A Sam's Club store is shown next to a Walmart store.
Photograph by Scott Olson — Getty Images
By Phil Wahba
April 22, 2015

Sam’s Club is offering a new service to help its small business members gain access to loans of up to $350,000 — its latest effort to shore up business from a key constituency for the warehouse club operator.

Working with partners such as loan marketplace Lending Club and SmartBiz Small Business Administration, Sam’s Club, a division of Wal-Mart Stores (WMT) will launch the online service it’s calling a “business lending center” in two weeks. Sam’s Club members will get a 20% discount on fees related to the loans, and executives said that discount, coupled with other new services that will soon be introduced, could save members up to $2,300 a year.

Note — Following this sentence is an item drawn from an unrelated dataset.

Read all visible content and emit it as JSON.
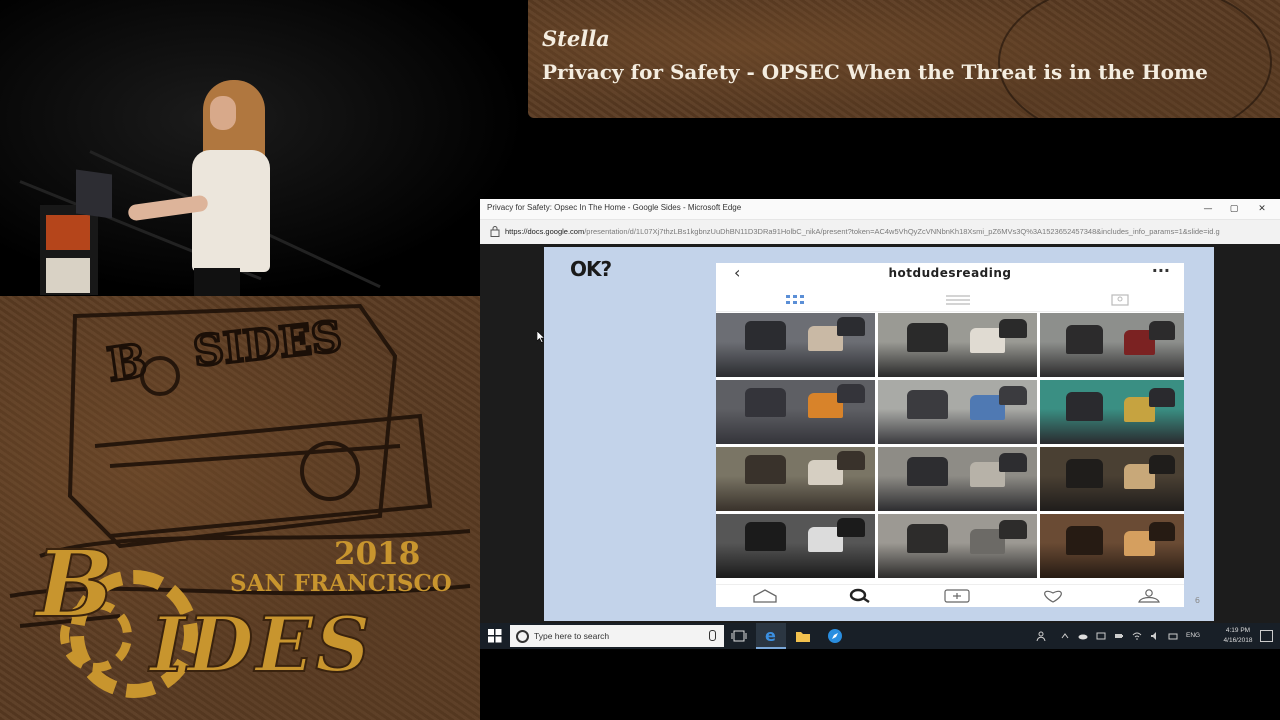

The lending service is one of five new ones the company is offering to better serve its business members, which account for as much as one-third of Sam’s Club’s membership, according to Kantar Retail estimates, but who have proven to be a softer part of its business compared to non-business members of late. The services range from helping to protect members’ personal data to offering access to a network of accountants.

The new services “are not aimed primarily at generating revenue for Sam’s Club,” said CEO Rosalind Brewer on a media call Wednesday. “We’re focused on increasing the value of Sam’s Club membership.”

And that is important, given the ongoing challenges of that part of the Sam’s Club business. In its most recent fiscal quarter, Brewer said she saw “continued shortfalls in our business member segment, driven primarily by convenience store consolidation and a declining tobacco business” leading to a drop in the number of visits by business customers. Sam’s Club, which generates about 12% of Wal-Mart’s revenue, had sales of $58 billion last year, enough to be the 8th largest U.S. retailer. But its comparable sales were unchanged last fiscal year, compared to 5% growth at larger rival Costco Wholesale’s (COST) U.S. stores.

Brewer had told Fortune in November that rather than diminish its exposure to its business members, Sam’s Club planned to redouble its efforts to cater to them. Recent efforts have included a pilot of a curbside order pick-up service, help providing small business owners’ employees with discounted health insurance, and offering services such as helping to submit a patent application.